Recognizing that Micah and Rab-shakeh are contemporaries, that they are making competing promises to the besieged inhabitants of Judah, completely changes the meaning of both accounts for me. The story of Rab-shakeh is not just that of a blaspheming bully who gets his in the end (although he does, along with 184,999 other Assyrians; just see 2 Kgs. 19:35); rather it's the story of those individual Jews on the wall who can hear Rab-shakeh's promise and have to weigh that promise against the promise of Micah. The story of Rab-shakeh, in other words, is a story of choice: do you trust in the immediate (and seemingly inevitable) victory of Rab-shakeh or do you trust in the divine deliverance and peace promised by Micah--who can't even guarantee that you'll still be alive to sit under your vine and fig tree when the Messiah comes?

It's the same choice that we face on a daily basis, albeit in different forms. What do we rely on for peace and prosperity?

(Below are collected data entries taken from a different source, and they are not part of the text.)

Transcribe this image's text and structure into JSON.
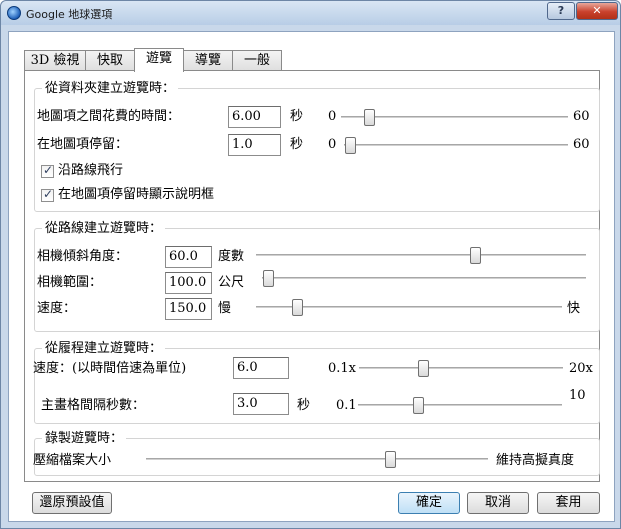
{
  "window": {
    "title": "Google 地球選項",
    "help_label": "?",
    "close_label": "✕"
  },
  "tabs": [
    "3D 檢視",
    "快取",
    "遊覽",
    "導覽",
    "一般"
  ],
  "active_tab": "遊覽",
  "folder_tour": {
    "title": "從資料夾建立遊覽時：",
    "fly_time_label": "地圖項之間花費的時間：",
    "fly_time_value": "6.00",
    "fly_time_unit": "秒",
    "fly_time_min": "0",
    "fly_time_max": "60",
    "fly_time_level": 0.1,
    "wait_label": "在地圖項停留：",
    "wait_value": "1.0",
    "wait_unit": "秒",
    "wait_min": "0",
    "wait_max": "60",
    "wait_level": 0.0,
    "fly_along_lines_label": "沿路線飛行",
    "fly_along_lines_checked": true,
    "show_balloon_label": "在地圖項停留時顯示說明框",
    "show_balloon_checked": true
  },
  "line_tour": {
    "title": "從路線建立遊覽時：",
    "tilt_label": "相機傾斜角度：",
    "tilt_value": "60.0",
    "tilt_unit": "度數",
    "tilt_level": 0.67,
    "range_label": "相機範圍：",
    "range_value": "100.0",
    "range_unit": "公尺",
    "range_level": 0.0,
    "speed_label": "速度：",
    "speed_value": "150.0",
    "speed_min": "慢",
    "speed_max": "快",
    "speed_level": 0.12
  },
  "track_tour": {
    "title": "從履程建立遊覽時：",
    "speed_label": "速度：(以時間倍速為單位)",
    "speed_value": "6.0",
    "speed_min": "0.1x",
    "speed_max": "20x",
    "speed_level": 0.3,
    "interval_label": "主畫格間隔秒數：",
    "interval_value": "3.0",
    "interval_unit": "秒",
    "interval_min": "0.1",
    "interval_max": "10",
    "interval_level": 0.28
  },
  "recording": {
    "title": "錄製遊覽時：",
    "compress_label": "壓縮檔案大小",
    "fidelity_label": "維持高擬真度",
    "quality_level": 0.72
  },
  "buttons": {
    "restore_defaults": "還原預設值",
    "ok": "確定",
    "cancel": "取消",
    "apply": "套用"
  }
}
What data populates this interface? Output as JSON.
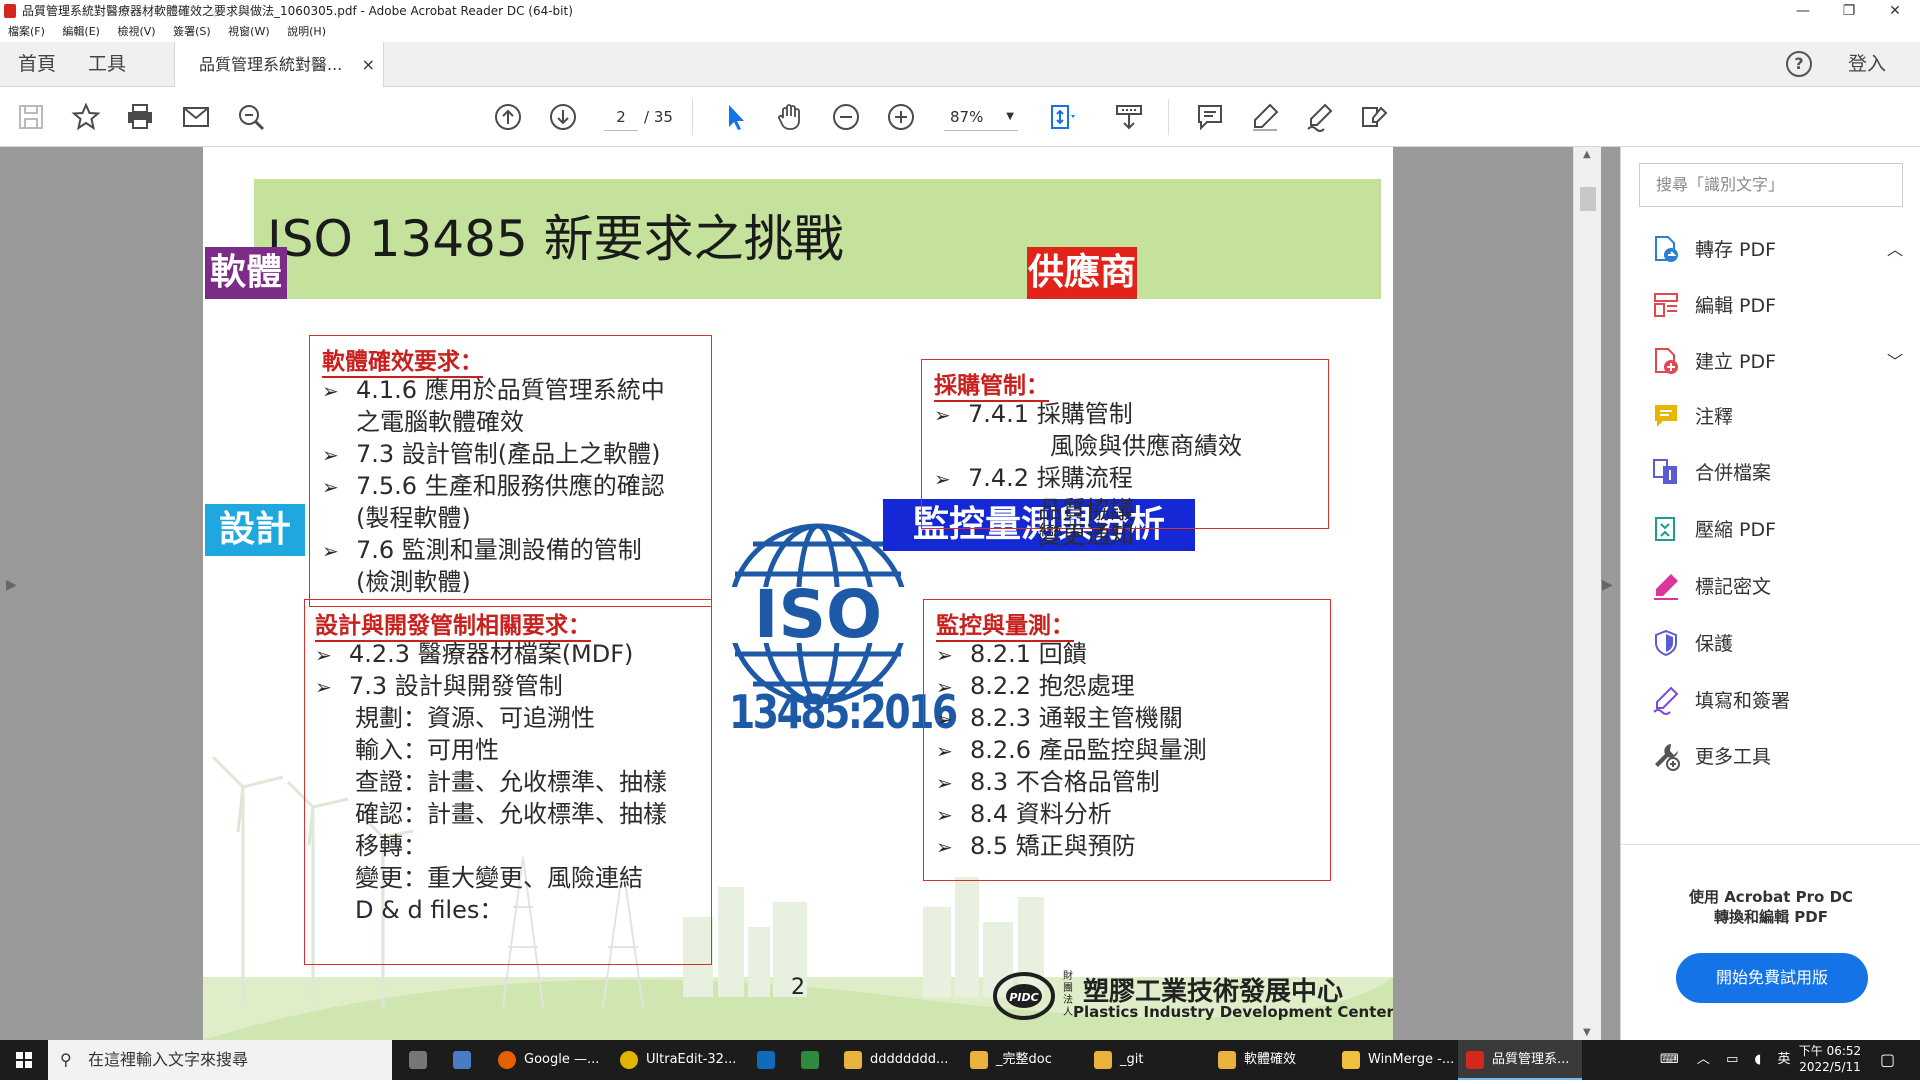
{
  "window": {
    "title": "品質管理系統對醫療器材軟體確效之要求與做法_1060305.pdf - Adobe Acrobat Reader DC (64-bit)",
    "menu": [
      "檔案(F)",
      "編輯(E)",
      "檢視(V)",
      "簽署(S)",
      "視窗(W)",
      "說明(H)"
    ]
  },
  "tabs": {
    "home": "首頁",
    "tools": "工具",
    "document": "品質管理系統對醫...",
    "close": "×",
    "help": "?",
    "signin": "登入"
  },
  "toolbar": {
    "page_current": "2",
    "page_total": "/ 35",
    "zoom": "87%"
  },
  "slide": {
    "title": "ISO 13485 新要求之挑戰",
    "tags": {
      "software": "軟體",
      "supplier": "供應商",
      "design": "設計",
      "monitor": "監控量測與分析"
    },
    "software_box": {
      "heading": "軟體確效要求：",
      "lines": [
        "4.1.6 應用於品質管理系統中",
        "之電腦軟體確效",
        "7.3 設計管制(產品上之軟體)",
        "7.5.6  生產和服務供應的確認",
        "(製程軟體)",
        "7.6 監測和量測設備的管制",
        "(檢測軟體)"
      ]
    },
    "supplier_box": {
      "heading": "採購管制：",
      "lines": [
        "7.4.1  採購管制",
        "風險與供應商績效",
        "7.4.2 採購流程",
        "品質協議",
        "變更通知"
      ]
    },
    "design_box": {
      "heading": "設計與開發管制相關要求：",
      "lines": [
        "4.2.3 醫療器材檔案(MDF)",
        "7.3 設計與開發管制",
        "規劃：資源、可追溯性",
        "輸入：可用性",
        "查證：計畫、允收標準、抽樣",
        "確認：計畫、允收標準、抽樣",
        "移轉：",
        "變更：重大變更、風險連結",
        "D & d files："
      ]
    },
    "monitor_box": {
      "heading": "監控與量測：",
      "lines": [
        "8.2.1  回饋",
        "8.2.2 抱怨處理",
        "8.2.3 通報主管機關",
        "8.2.6 產品監控與量測",
        "8.3 不合格品管制",
        "8.4 資料分析",
        "8.5 矯正與預防"
      ]
    },
    "iso_text": "ISO",
    "iso_year": "13485:2016",
    "page_number": "2",
    "org_small": "財團法人",
    "org_cn": "塑膠工業技術發展中心",
    "org_en": "Plastics Industry Development Center",
    "org_logo": "PIDC"
  },
  "right_panel": {
    "search_placeholder": "搜尋「識別文字」",
    "tools": [
      {
        "label": "轉存 PDF",
        "color": "#2d7fd3"
      },
      {
        "label": "編輯 PDF",
        "color": "#e34850"
      },
      {
        "label": "建立 PDF",
        "color": "#e34850"
      },
      {
        "label": "注釋",
        "color": "#e8b600"
      },
      {
        "label": "合併檔案",
        "color": "#5b5bd6"
      },
      {
        "label": "壓縮 PDF",
        "color": "#1a9e8f"
      },
      {
        "label": "標記密文",
        "color": "#d9359b"
      },
      {
        "label": "保護",
        "color": "#5b5bd6"
      },
      {
        "label": "填寫和簽署",
        "color": "#7b4bd6"
      },
      {
        "label": "更多工具",
        "color": "#555555"
      }
    ],
    "promo": [
      "使用 Acrobat Pro DC",
      "轉換和編輯 PDF"
    ],
    "trial_button": "開始免費試用版"
  },
  "taskbar": {
    "search_placeholder": "在這裡輸入文字來搜尋",
    "apps": [
      {
        "label": "Google —..."
      },
      {
        "label": "UltraEdit-32..."
      },
      {
        "label": "dddddddd..."
      },
      {
        "label": "_完整doc"
      },
      {
        "label": "_git"
      },
      {
        "label": "軟體確效"
      },
      {
        "label": "WinMerge -..."
      },
      {
        "label": "品質管理系..."
      }
    ],
    "ime": "英",
    "time": "下午 06:52",
    "date": "2022/5/11"
  },
  "colors": {
    "title_bg": "#c5e29c",
    "tag_software": "#7b2c87",
    "tag_supplier": "#e2231a",
    "tag_design": "#1fa8e0",
    "tag_monitor": "#1428d6",
    "box_border": "#d8312c",
    "iso_blue": "#1d59a6"
  }
}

On worldly wisdom with a proven track record of delivering worldly wealth or on divine promises that admit we probably won't receive our reward until after this life? Rab-shakeh's offer must have seemed compelling, and I think that's why his blasphemous speech was left in the Bible, unredacted, because it's a reminder that no matter how persuasive and urgent a Rab-shakeh's promises may be, only the God of Abraham, Isaac, and Jacob can be depended on to fulfill his promises. Temporal powers fail. Armies--like the Assyrian army--are surprisingly and unpredictably defeated. That's a hard lesson to remember as we--like those Jews--sit on the proverbial wall (fence) and struggle to decide whose side we're on, who to believe.

Just remember: Rab-shakeh's persuasive tongue didn't keep him from the destroying angel, and I imagine that any fence-sitting Jews who threw their lot in with the Assyrians also suffered the consequences. We all sit on the fence every day; the trick is to make sure that we make sure we find our way to the side of Micah and the prophets.